Daines signs on to JUSTICE Act as Congress explores police reforms

Sen. Steve Daines this week signed on to bill aimed at reforming law enforcement policies, saying it will help increase accountability and transparency and provide incentives to limit controversial tactics.

The JUSTICE Act was introduced by Senate Republicans on Wednesday and included the leadership of Sen. Tim Scott, the chamber’s only African American Republican.

Daines is a cosponsor of the bill.

“The men and women who serve our communities in law enforcement put their lives on the line every day to protect our families, and a few bad actors have reflected poorly upon the values of their service,” Daines said in a video statement. “We must work to restore confidence between our communities and law enforcement, and this bipartisan bill does just that by increasing accountability, transparency and training.”

The JUSTICE Act seeks to reform law enforcement practices by improving officer training and hiring. It discourages the use of certain tactics, including chokeholds, and adds new reporting requirements when tactics such as Use of Force and No Knock Warrants are used.

It also requires a full report to the FBI after a law enforcement officer discharges a weapon, and it creates two commissions that will study and offer solutions to the challenges facing African American men and boys.

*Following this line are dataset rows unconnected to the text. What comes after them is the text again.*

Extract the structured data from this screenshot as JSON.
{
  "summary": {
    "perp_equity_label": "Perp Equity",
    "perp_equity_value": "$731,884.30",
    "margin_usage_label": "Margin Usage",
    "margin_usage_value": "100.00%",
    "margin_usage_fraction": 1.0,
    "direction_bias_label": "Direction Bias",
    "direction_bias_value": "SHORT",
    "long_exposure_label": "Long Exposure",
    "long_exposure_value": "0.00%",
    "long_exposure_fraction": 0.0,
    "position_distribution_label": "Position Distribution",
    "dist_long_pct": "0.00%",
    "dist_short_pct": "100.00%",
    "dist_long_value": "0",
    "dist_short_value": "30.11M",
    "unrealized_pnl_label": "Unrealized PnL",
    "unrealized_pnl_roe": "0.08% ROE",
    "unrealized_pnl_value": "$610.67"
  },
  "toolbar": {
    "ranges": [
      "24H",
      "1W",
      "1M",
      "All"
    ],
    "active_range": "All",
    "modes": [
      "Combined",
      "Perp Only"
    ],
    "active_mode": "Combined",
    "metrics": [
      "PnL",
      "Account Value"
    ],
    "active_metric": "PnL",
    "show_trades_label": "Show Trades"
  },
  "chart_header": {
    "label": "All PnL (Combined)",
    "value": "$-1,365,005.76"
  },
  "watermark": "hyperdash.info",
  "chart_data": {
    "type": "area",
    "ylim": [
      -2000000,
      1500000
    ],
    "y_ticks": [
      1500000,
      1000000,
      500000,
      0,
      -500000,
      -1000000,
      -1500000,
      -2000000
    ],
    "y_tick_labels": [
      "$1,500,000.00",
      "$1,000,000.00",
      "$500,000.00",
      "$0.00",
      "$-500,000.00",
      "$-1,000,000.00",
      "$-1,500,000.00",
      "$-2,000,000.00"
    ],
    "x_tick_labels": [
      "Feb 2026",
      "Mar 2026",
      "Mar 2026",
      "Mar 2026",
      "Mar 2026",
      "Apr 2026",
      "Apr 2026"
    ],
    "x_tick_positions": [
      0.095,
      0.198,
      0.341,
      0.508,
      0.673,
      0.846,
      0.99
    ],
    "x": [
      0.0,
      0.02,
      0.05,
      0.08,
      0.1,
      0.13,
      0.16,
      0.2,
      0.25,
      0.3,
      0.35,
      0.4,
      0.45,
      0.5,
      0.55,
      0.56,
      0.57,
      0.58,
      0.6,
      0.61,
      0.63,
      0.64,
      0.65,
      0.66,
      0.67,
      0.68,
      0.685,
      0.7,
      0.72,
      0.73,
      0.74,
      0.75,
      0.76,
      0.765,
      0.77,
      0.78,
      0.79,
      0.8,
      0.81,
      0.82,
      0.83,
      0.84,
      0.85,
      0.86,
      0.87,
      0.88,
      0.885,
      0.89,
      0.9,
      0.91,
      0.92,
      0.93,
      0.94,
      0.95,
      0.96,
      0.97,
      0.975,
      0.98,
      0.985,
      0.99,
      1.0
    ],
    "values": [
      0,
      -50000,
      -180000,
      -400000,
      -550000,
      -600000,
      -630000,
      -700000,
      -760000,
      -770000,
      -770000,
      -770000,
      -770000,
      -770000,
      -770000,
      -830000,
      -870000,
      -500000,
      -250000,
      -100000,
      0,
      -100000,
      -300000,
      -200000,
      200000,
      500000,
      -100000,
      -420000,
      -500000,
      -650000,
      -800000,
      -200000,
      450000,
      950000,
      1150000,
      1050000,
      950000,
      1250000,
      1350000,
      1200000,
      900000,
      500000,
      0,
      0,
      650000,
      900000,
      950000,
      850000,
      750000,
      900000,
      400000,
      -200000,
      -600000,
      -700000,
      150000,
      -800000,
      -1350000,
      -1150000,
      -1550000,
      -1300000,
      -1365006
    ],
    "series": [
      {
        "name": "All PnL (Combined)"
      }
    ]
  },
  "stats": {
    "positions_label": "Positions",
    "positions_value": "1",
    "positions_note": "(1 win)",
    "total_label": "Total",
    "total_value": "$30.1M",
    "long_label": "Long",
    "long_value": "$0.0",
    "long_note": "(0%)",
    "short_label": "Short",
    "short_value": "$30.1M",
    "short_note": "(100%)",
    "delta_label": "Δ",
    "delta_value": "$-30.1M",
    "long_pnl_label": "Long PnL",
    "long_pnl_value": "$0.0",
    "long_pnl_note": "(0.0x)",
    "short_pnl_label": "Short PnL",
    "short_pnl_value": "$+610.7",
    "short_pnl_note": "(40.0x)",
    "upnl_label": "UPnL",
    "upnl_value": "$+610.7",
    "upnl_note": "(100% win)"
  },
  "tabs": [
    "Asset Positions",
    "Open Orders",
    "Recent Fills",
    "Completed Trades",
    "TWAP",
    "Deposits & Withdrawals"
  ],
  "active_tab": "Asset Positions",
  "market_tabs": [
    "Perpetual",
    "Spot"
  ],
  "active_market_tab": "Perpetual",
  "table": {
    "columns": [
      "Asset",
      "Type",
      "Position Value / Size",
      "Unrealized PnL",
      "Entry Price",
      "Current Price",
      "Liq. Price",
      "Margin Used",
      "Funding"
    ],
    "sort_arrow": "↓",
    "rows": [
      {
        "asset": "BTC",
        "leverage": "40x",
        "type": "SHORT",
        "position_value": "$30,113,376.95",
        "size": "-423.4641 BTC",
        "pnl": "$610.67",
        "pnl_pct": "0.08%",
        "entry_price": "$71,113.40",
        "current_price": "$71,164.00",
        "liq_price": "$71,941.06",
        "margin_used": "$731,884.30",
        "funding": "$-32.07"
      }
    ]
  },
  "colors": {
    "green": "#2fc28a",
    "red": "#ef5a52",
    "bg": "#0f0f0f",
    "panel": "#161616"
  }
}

The measure also reduces grants for states that fail to use body cameras.

“This provides real solutions to what we’re facing today and will help ensure a safe and equal justice system for every American,” Daines said.

In an interview with reporters after the measure’s unveiling, Scott urged others to overcome the suggestions that one is either for African American communities or for law enforcement.

It’s not a choice of one or the other, he said.

“Too often we’re having a discussion in this nation: Are you supporting law enforcement or communities of color? This is a false binary choice. The answer to the question is, ‘I support America. You support America. It is not a binary choice. This legislation encompasses that spirit,” ABC News quoted Scott as saying.